2.5 What can the experimental approach be used for?
As noted above, in many cases, carefully conducted non-experimental research can yield results similar to those of experimental research. However, this always depends on the treatment’s selectivity and the opportunities to address selectivity issues through research design. Sometimes this is not possible, and in all cases, the credibility of non-experimental research depends on the credibility of its assumptions.
A randomised trial is an ideal way to solve selectivity issues. However, they also present problems. One important factor is publication bias. If journal editors or the researchers themselves prefer statistically significant results, it is possible that only large and significant findings will be published. This could easily lead to incorrect conclusions based on the cumulative empirical evidence.
Fortunately, there is a simple solution to this problem. Requiring that experiments be pre-registered before the results are known increases the likelihood that also insignificant findings are reported and reduces the incentive to run many experiments and report only those with the desired results.
Another issue is that the experiments are time-consuming. Designing, conducting, and monitoring the outcomes of an experiment takes years, and this often exceeds the patience of policymakers elected for a fixed term.
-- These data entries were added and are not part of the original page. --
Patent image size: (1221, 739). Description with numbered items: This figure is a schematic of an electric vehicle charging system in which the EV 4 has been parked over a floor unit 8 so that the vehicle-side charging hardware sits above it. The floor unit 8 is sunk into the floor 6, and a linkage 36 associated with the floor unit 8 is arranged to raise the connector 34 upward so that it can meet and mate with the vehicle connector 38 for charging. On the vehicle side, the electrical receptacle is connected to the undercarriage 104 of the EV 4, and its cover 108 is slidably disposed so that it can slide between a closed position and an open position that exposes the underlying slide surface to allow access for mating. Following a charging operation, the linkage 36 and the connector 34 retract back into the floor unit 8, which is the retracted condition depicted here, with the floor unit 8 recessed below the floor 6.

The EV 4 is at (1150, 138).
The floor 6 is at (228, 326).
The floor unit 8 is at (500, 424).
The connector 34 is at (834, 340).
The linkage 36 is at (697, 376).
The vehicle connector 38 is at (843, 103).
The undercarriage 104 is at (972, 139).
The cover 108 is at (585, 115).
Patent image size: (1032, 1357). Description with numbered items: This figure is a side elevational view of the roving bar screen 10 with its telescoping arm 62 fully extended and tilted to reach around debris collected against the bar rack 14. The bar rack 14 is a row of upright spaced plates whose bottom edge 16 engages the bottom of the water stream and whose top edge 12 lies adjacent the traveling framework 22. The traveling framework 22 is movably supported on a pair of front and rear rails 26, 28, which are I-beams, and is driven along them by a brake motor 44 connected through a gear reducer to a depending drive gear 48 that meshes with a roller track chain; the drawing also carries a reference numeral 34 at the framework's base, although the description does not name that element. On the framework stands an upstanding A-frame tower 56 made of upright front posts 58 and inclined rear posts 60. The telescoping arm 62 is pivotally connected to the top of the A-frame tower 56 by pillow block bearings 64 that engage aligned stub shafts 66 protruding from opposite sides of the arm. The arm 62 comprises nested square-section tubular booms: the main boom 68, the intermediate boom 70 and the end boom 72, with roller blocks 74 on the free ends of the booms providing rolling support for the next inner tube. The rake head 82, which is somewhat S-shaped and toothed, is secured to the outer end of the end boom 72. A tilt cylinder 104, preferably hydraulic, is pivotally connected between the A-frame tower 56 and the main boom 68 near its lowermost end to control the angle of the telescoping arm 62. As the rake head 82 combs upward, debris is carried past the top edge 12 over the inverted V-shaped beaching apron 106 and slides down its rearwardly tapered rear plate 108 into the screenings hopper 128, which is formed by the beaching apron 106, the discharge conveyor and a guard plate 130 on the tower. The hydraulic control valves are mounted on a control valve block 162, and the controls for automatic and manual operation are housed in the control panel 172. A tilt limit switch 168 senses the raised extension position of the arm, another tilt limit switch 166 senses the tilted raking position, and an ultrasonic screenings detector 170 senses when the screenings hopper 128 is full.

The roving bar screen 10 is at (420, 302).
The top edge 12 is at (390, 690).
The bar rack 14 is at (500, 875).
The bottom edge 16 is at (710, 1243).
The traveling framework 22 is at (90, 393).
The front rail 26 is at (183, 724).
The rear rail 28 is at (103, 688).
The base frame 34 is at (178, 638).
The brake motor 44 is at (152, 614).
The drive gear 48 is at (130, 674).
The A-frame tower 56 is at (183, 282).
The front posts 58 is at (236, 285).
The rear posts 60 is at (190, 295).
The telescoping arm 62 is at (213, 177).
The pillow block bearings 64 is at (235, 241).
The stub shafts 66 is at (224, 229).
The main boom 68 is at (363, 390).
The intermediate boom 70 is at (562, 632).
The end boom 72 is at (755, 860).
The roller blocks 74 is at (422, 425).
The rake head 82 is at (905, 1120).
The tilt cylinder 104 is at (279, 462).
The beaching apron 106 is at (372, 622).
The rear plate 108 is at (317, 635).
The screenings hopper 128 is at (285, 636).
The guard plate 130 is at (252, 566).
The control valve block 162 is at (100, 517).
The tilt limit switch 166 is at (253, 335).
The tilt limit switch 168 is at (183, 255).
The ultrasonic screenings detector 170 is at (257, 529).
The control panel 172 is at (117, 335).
In some cases, as discussed by Izadi and Sarvimäki in this edition, it may be possible to convince anxious policymakers to implement a pilot or, rather, a controlled experiment, instead of rolling out a full-scale reform. Unfortunately, the results of experiments do not always match the expectations policy designers had for their favourite programmes. Whether this is a positive result, saving money that would have been used for the policy, or a negative one sinking a great idea that would have been implemented without a disappointing experiment, probably depends on the observer.